三遊亭圓生音源データノート

金明竹−1

1.TS-12542B1

2.1973.9.26,TBS,国立小劇場,落語研究会第67回

3.27:01

4.Te.TECR-20024(CD),TETR-20024(CT)

5.出囃子 正札附

えー、ェーッ、我々の方でこの、ァーッ与太郎さんと言う、これは大変、ェーッ大立者でございまして。もう馬鹿と言う者が噺家の方の、ォーッ、第一のこれは、ァッ立役者と言う訳で。えー馬鹿にもま色々あるなんと申しますが、ウーン、ある、与太郎と言うこの、ァーッ、御馬鹿な息子さんが、お父っつぁんが死にまして、ェーッ、継母が一人、えこれが大変与太郎を憎んで、えー、患ったところがこれがどうもその苛めてね、とうとう、ォーッ苛め苛めて、責め殺されてしまったと言うので。がァどうもいかに馬鹿でも余程悔しかったと見(め)えて、えー毎晩その幽霊になって出ると言う。これはどう大評判で。……  ……<与太郎の幽霊〜二階で寝ている>……  ……これじゃァどうにもしょうがありませんで「おいおいおい、そうアーぶらぶらしていちゃァいけないその店の、はなのォ少しこう掃除でもしなさいよ。どうしてすき、気が付かないんだな。散らかしっばなしにしておかないで掃くん、おいおれ、掃かせりゃそう言う掃き方をする。こっちィバアバアやったらみんなこ、店へみ、その、ゴミが入って来るだろう。先へ水を撒きな水を。水を撒いて後で掃く様にすればいいんだそうすりゃゴミが立たなくてそうそう。……

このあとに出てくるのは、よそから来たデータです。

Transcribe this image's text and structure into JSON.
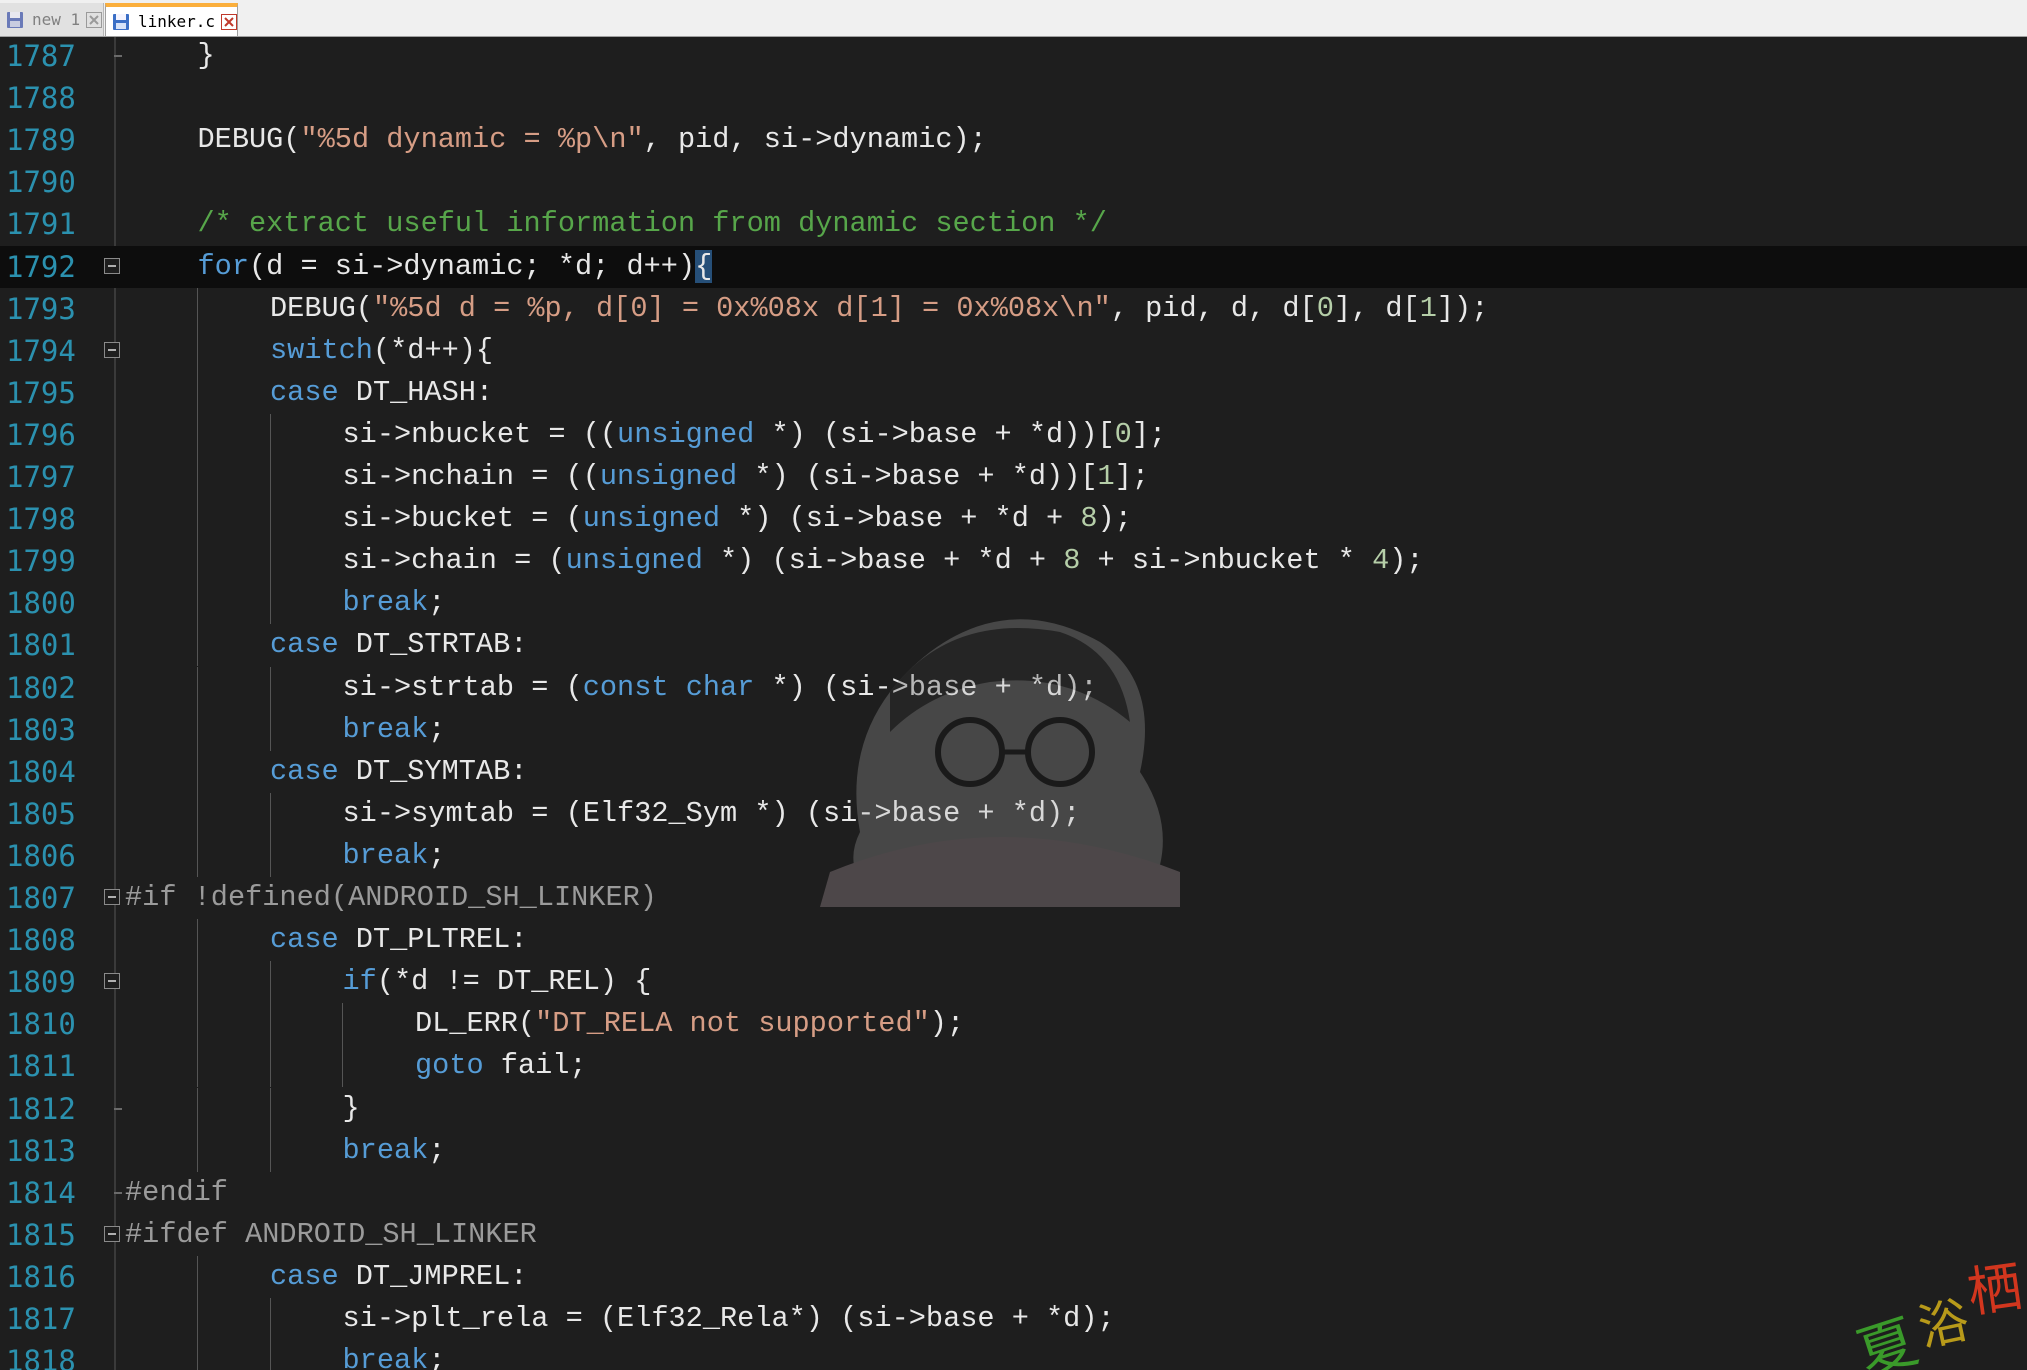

6.TBSのテレビでは放映されなかった落語研究会の高座。『金明竹』は晩年のホール落語や放送ではこの時しか記録が残っていない。後半喉の調子がおかしくなったのか、盛んに痰を切っている。サゲの後、もう一発痰を切っているのが録音に入っているが、CD化に際してこれはさすがにカットされた。

7.保田氏ライブラリー

8.

金明竹・解説

圓生師のレパートリーの広さを知る一席。『金明竹』としては三代目金馬のものが、与太郎の表現といえ歯切れの良さと言い圓生師のものよりずっと面白く聴けるが、こういった前座噺とされる一編を大看板がきちんと所演したものは少なくとても貴重なものと言える。圓生師は高座に掛ける事は少なかったが、弟子にはこの噺をきちんと教えていた様で、三遊亭圓丈が名古屋版に直して演じているものも、実はこの圓生直伝なのである。圓生師は、大阪生まれと言う事からでも無いだろうが、我々東京の人間からして見れば流暢な大阪弁を聞かせるが、これとて上方の人に言わせると滑稽な上方弁なのだそうである。むしろ三代目金馬の言い立ての方が実際の大阪弁に近いそうだ。『金明竹』と言うと、学生時代、関西の友人が私があげた金馬のテープを気に入り、それを覚えて上方弁の部分が純粋な上方弁、江戸弁が怪しい江戸弁で得意にして高座に掛けた事があった。言い立ては本場物で、さすがに面白く良い出来であったのだが、サゲに来て「道具七品を預けてあるが、買ってかなァ」と言うところで、うっかり「買わずかなァ」と演ってしまい、大受けになってしまった思い出がある。

時代設定:関西弁がまだ東京では良く理解できない時分。

舞台:道具屋さんの店先。

登場人物:がみがみ口うるさい亭主、そのおかみさん、与太郎さん、中橋の加賀屋佐吉方から使いに参じましたわて。

ベストテイク:選択の余地無し。